Country legend Glen Campbell took to the GRAMMY stage for a performance supported by the Band Perry and Blake Shelton. Campbell, who was diagnosed with Alzheimer's disease last year, is currently on his Goodbye Tour.
The Band Perry, nominees for Best New Artist, opened the tribute with their version of "Gentle On My Mind." Shelton performed a rousing verse of "Southern Nights" before introducing the man himself. Campbell was like his old self as he got the crowd on their feet with a spirited version of his hit "Rhinestone Cowboy." Even Paul McCartney pumped his fist from the front row during the performance. This year The Recording Academy recognized Campbell with a Lifetime Achievement Award.

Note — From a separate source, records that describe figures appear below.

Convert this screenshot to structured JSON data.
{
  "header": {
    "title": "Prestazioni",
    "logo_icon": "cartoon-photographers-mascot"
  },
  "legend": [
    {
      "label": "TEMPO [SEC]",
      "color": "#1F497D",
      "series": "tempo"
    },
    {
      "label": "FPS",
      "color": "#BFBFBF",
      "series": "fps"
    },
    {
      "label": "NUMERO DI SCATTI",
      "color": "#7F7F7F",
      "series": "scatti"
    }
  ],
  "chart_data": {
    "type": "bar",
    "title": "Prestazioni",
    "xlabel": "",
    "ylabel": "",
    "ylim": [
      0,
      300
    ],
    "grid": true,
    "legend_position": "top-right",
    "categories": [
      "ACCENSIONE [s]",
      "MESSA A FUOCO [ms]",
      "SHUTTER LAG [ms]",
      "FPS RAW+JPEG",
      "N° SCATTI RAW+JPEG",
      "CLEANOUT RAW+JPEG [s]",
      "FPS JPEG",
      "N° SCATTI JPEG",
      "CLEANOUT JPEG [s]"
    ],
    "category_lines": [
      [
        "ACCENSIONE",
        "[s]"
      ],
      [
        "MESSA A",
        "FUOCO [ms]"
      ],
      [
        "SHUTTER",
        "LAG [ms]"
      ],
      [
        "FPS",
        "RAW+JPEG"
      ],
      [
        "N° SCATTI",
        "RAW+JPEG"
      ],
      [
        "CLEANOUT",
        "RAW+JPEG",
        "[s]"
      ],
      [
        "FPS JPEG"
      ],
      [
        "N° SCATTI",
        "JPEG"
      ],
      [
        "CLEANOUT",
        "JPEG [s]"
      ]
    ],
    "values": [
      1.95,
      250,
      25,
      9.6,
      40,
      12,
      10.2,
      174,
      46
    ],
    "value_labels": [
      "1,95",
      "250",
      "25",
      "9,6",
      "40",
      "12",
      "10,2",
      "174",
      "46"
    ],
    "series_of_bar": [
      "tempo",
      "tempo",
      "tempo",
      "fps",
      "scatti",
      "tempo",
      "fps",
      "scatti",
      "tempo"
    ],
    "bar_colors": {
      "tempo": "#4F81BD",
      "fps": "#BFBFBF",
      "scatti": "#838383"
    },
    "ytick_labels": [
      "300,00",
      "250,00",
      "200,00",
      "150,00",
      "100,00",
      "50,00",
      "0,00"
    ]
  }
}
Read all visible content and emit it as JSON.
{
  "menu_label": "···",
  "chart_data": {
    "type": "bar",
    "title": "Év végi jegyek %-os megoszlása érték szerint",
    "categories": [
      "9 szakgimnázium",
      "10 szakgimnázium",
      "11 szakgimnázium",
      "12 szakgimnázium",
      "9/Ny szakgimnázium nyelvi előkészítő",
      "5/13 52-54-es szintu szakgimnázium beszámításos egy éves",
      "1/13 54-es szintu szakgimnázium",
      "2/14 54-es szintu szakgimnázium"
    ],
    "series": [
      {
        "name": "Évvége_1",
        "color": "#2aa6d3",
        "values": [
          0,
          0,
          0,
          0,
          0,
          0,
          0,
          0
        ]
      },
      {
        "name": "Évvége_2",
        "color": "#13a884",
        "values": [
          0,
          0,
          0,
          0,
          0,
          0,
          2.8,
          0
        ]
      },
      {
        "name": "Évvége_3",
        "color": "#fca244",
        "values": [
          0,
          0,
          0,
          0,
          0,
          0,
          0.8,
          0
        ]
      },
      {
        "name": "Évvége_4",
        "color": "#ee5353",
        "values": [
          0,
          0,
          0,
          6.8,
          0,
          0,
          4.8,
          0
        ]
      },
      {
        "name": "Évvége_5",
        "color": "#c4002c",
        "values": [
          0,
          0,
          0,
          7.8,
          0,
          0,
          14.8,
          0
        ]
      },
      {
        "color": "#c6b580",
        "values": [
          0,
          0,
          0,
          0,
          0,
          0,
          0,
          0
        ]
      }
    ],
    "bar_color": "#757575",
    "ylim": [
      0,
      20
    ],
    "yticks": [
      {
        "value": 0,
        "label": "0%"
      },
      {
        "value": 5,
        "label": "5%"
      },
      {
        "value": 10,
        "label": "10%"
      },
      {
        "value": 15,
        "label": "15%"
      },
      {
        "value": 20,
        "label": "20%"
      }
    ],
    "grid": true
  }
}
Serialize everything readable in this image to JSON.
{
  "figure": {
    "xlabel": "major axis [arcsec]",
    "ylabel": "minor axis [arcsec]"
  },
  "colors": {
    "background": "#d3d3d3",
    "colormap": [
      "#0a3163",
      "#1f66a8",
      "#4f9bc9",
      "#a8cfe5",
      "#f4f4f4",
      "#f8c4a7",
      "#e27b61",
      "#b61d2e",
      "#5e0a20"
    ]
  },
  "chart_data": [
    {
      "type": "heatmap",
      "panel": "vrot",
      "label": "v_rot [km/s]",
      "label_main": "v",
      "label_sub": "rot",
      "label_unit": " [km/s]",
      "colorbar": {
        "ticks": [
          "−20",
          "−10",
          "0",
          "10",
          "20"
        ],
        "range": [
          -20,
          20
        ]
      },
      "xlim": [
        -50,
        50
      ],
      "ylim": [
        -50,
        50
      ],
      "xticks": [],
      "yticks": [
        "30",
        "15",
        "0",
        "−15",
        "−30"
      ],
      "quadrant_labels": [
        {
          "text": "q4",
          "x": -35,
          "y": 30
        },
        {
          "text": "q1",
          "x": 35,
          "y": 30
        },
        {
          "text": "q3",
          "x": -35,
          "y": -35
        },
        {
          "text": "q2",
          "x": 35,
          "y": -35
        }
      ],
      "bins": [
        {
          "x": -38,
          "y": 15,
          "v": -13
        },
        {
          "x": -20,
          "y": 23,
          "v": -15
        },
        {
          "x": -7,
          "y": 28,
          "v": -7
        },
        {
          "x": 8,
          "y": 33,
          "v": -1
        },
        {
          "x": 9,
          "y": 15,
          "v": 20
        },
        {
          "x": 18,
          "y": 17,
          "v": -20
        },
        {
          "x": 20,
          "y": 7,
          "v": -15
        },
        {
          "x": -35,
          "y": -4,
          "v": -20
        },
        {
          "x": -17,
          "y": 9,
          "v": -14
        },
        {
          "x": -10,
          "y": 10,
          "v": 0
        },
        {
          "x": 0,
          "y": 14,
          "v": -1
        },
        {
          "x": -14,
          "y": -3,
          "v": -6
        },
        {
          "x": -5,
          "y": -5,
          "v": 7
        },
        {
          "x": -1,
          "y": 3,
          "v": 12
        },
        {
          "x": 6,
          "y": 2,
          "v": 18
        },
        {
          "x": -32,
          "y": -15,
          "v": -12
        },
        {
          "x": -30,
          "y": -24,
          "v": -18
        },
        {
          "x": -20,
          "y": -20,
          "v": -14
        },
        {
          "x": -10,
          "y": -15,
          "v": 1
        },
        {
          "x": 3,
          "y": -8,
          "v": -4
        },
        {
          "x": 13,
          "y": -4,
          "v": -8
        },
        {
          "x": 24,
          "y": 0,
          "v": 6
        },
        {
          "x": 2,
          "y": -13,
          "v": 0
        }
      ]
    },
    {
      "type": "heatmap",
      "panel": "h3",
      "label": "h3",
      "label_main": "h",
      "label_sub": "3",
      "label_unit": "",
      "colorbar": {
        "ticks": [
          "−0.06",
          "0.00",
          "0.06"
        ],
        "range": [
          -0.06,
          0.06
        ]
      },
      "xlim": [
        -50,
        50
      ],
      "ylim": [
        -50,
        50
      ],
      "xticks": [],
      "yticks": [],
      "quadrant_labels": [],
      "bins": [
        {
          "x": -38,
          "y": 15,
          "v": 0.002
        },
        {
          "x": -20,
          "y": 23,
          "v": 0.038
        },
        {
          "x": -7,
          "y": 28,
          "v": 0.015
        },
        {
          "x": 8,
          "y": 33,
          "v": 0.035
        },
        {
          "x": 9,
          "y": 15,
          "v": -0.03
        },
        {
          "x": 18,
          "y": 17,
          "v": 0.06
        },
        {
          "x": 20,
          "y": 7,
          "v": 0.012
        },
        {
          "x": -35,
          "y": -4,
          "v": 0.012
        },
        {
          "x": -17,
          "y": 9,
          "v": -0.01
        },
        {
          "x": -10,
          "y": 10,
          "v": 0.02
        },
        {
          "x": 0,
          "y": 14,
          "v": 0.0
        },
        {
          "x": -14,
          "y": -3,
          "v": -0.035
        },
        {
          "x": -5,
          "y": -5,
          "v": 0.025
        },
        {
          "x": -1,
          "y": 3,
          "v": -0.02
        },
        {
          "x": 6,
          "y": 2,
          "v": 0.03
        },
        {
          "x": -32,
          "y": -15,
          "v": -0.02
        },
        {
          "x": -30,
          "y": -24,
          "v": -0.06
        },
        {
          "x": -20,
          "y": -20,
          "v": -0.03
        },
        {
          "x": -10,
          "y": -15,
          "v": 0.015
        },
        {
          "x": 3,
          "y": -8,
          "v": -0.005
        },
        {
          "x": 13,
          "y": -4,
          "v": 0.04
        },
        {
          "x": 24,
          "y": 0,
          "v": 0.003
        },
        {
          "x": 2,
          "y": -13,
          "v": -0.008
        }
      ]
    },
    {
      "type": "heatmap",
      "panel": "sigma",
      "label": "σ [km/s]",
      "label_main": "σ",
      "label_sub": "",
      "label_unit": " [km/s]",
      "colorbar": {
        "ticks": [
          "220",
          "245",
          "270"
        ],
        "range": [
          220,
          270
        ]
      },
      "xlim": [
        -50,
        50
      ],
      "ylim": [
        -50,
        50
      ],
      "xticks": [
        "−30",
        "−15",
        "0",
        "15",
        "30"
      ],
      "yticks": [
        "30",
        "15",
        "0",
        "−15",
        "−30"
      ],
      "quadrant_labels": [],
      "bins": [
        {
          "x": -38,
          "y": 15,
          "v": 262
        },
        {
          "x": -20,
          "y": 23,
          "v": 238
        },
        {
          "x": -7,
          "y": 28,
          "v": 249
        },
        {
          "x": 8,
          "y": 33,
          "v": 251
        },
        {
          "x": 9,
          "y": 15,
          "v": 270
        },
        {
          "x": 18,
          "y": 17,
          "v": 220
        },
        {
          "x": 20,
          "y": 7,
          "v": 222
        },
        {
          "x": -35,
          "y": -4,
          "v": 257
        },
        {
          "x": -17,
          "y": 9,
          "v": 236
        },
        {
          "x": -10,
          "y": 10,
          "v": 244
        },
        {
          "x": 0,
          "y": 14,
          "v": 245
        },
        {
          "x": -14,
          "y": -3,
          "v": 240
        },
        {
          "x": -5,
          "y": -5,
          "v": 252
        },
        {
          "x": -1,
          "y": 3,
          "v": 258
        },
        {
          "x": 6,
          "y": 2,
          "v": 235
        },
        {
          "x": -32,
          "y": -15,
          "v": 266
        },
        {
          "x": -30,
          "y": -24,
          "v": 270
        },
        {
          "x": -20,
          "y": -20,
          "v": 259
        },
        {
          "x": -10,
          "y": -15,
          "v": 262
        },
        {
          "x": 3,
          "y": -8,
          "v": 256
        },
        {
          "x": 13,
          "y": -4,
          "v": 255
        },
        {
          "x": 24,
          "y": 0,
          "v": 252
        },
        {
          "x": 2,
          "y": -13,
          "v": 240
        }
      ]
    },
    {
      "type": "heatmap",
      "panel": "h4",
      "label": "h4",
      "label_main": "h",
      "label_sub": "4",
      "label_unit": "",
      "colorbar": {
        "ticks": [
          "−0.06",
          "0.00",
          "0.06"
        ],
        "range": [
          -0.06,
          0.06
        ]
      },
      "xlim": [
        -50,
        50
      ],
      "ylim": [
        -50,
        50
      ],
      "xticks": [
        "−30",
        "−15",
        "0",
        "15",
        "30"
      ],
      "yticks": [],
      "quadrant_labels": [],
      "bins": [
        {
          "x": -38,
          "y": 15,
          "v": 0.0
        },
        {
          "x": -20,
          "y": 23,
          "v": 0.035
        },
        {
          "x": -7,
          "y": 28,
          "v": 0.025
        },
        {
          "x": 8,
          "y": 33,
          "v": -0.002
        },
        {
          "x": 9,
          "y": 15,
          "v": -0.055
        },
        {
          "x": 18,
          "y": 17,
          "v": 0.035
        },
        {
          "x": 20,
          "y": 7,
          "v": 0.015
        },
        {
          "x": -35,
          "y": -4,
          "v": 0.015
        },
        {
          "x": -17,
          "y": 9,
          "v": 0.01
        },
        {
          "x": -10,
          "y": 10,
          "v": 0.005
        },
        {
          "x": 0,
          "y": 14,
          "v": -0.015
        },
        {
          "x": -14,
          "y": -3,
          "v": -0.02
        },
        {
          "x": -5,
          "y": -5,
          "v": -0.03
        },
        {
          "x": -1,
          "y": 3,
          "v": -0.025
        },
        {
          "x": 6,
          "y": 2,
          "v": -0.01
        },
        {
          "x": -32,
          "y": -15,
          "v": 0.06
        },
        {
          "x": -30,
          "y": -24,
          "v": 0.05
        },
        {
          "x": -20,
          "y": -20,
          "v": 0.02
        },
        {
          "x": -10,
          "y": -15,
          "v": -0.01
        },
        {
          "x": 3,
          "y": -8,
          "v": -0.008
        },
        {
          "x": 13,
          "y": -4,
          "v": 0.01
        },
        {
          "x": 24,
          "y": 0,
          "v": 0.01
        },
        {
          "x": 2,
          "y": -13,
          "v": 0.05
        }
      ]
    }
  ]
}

The night was as celebratory as it was somber. Jennifer Hudson performed a touching tribute to Whitney Houston, who passed away the night before, and Adele dominated by singing her GRAMMY-winning single "Rolling In The Deep," answering all concerns of whether she'd come back with full force after having vocal-cord surgery.
These, and many other performances, proved the healing and rejoicing power of music. We are the community that gathers to honor what binds us all, regardless of genre preference.